How does AIMET help?

AIMET provides various optimization techniques that help improve the quantized accuracy of ML models. “Quantized accuracy” refers to the accuracy of FP32 models when they are quantized and run on quantized target runtimes.

AIMET quantization techniques can be categorized into two buckets

1. Post-training techniques: These techniques require a few unlabeled data samples and don’t require any model training. So they are easier to run. For some models these techniques provide very good gains to get quantized accuracy close to the original FP32 accuracy.

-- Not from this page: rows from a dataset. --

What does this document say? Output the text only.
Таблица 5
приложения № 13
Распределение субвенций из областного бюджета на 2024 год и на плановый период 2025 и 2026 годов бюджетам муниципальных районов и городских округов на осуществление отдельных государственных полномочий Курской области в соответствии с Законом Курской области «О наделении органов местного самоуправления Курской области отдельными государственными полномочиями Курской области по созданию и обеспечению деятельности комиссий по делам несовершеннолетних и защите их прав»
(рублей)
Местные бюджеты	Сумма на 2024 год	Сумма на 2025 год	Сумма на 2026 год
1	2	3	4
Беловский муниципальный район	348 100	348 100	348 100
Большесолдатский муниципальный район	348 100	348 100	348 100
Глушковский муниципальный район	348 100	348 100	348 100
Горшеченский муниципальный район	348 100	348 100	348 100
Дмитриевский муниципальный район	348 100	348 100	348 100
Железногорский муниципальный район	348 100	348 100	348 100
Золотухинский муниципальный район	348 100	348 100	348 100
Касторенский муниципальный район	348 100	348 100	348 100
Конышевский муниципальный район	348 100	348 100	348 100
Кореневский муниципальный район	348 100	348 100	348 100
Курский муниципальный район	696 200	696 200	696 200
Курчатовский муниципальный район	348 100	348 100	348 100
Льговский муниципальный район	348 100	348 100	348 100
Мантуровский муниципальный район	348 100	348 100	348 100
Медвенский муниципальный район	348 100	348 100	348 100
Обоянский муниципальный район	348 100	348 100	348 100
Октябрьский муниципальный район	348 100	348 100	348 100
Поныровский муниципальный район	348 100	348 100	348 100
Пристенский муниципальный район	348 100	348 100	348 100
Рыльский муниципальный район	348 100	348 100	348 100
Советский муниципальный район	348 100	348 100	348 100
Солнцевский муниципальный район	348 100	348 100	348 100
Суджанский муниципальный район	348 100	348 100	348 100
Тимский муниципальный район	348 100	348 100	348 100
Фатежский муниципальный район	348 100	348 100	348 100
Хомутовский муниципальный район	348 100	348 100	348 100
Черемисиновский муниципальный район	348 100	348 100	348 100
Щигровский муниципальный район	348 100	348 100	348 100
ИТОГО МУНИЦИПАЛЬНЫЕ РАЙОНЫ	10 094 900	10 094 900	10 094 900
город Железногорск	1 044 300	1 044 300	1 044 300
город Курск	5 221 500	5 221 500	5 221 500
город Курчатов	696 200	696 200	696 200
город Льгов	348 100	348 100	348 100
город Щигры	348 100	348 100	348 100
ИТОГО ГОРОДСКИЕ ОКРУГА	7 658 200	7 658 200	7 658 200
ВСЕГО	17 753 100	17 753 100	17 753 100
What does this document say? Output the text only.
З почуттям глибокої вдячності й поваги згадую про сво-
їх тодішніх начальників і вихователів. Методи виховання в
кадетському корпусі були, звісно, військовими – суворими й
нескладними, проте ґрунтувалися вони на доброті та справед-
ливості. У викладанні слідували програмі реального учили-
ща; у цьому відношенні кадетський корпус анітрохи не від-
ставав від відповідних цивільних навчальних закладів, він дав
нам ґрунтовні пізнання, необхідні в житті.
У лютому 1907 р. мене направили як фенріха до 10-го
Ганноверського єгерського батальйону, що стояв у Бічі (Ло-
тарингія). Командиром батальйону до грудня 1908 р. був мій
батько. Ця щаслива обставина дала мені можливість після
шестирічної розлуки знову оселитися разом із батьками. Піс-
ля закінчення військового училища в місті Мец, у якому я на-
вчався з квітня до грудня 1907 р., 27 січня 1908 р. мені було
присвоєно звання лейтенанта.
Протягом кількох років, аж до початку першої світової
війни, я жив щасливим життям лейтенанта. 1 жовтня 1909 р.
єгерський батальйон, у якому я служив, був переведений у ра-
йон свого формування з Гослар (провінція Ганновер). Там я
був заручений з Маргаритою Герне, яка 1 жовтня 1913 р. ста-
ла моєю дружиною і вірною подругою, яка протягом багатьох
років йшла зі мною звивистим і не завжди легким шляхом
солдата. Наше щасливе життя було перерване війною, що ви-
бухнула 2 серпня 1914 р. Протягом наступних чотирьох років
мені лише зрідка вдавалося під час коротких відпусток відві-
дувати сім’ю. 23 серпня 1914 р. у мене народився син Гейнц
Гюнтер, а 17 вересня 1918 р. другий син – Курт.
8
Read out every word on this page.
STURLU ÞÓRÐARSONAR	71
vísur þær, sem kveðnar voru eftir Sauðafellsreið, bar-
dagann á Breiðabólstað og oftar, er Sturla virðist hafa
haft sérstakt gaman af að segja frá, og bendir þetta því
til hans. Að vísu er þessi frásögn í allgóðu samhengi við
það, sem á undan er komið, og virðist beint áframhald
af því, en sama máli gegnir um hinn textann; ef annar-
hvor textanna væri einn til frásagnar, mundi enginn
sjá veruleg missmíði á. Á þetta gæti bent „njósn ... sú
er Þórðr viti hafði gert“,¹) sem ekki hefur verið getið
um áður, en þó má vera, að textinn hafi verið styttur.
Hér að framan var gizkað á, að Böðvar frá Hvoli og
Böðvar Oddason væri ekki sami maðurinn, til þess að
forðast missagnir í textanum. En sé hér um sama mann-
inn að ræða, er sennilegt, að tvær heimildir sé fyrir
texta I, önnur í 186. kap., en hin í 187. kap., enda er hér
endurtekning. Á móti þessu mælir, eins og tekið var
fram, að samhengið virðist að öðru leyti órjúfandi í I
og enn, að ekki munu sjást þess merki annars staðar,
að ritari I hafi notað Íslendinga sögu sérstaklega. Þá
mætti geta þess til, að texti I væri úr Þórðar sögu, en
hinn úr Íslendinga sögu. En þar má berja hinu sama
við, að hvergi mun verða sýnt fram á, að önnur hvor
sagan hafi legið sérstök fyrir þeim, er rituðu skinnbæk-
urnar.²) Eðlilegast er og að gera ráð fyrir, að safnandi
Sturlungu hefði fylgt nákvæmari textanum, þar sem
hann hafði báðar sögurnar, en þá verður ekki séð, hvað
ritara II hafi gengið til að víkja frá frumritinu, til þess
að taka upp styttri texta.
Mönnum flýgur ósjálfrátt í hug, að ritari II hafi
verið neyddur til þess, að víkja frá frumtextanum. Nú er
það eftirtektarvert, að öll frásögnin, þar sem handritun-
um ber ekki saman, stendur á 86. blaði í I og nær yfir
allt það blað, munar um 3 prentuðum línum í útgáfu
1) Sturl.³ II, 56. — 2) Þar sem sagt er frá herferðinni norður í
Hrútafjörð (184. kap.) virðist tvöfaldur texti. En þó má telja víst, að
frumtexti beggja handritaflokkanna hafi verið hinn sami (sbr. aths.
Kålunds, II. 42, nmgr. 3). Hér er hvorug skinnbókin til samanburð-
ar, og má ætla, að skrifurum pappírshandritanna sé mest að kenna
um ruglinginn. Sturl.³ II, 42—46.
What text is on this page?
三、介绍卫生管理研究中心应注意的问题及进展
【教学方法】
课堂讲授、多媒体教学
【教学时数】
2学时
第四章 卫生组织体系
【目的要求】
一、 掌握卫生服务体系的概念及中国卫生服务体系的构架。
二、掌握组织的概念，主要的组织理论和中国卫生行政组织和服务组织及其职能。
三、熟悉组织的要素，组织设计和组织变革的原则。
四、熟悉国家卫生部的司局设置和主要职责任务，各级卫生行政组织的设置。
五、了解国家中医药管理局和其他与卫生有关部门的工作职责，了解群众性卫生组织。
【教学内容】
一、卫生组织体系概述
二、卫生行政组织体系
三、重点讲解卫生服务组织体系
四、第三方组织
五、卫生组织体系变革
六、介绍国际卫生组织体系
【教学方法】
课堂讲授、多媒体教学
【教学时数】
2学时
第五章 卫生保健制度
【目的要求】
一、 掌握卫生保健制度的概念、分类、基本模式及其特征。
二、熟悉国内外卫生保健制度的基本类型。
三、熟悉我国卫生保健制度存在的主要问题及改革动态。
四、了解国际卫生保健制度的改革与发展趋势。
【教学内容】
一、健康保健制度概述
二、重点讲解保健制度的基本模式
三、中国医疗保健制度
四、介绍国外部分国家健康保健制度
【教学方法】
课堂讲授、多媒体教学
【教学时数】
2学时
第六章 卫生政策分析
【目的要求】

For other models and tasks, they may not be sufficient by themselves to get to an acceptable accuracy target.

2. Quantization-aware training (QAT): These techniques can generalize to help most models improve quantized accuracy. They do require additional training for a few more epochs. This additional training is also sometimes referred to as fine-tuning. To get the best benefits, just like with regular training, QAT would need the user to choose the right hyper-parameters. So QAT is a little more involved technique from the user perspective and also can take longer to run.

AIMET is designed to combine the above techniques and we often find that this produces the best possible results.

List of AIMET quantization techniques

Post-training techniques

Quantization Aware Training

Visualizations

  • Visualizations: AIMET provides visualization tools that help guide the user to determine if AIMET post-training quantization techniques are useful for a given model

Please see the Quantization Guidebook - which includes some practical advice on using the Quantization features, and how to combine the features.

Use Cases

  1. Predict on-target accuracy: AIMET enables a user to simulate the effects of quantization to get a first order estimate of the model’s accuracy when run on quantized targets. This is useful to get an estimate of on-target accuracy without needing an actual target platform. Note that to create a simulation model, AIMET uses representative data samples to compute per-layer quantization encodings.

    ../_images/quant_use_case_1.PNG
  2. Fine-tune model for computed per-layer encodings: AIMET enables a user to compute per-layer quantization encodings using representative data samples. And it further enables the user to use a training pipeline to fine-tune the model to improve quantized accuracy given these computed encodings.

    ../_images/quant_use_case_2.PNG
  3. Post-training quantization (no fine-tuning): In some cases, a user may want to not further train the model to improve quantized accuracy. Some reasons for this may be
    • May not have access to a training pipeline for this model

    • May not have access to labeled training data to use for fine-tuning

    • May want to avoid the time and effort it would take to pick the right hyper-parameters and train the model

    In the above scenarios, AIMET provides a set of post-training quantization techniques that alter the model parameters to enable better quantized accuracy. These techniques are designed to fix for specific equalization issues in the model and may not work for all models.

    ../_images/quant_use_case_3.PNG
  4. AutoQuant: AIMET provides an API that integrates all the post-training quantization techniques.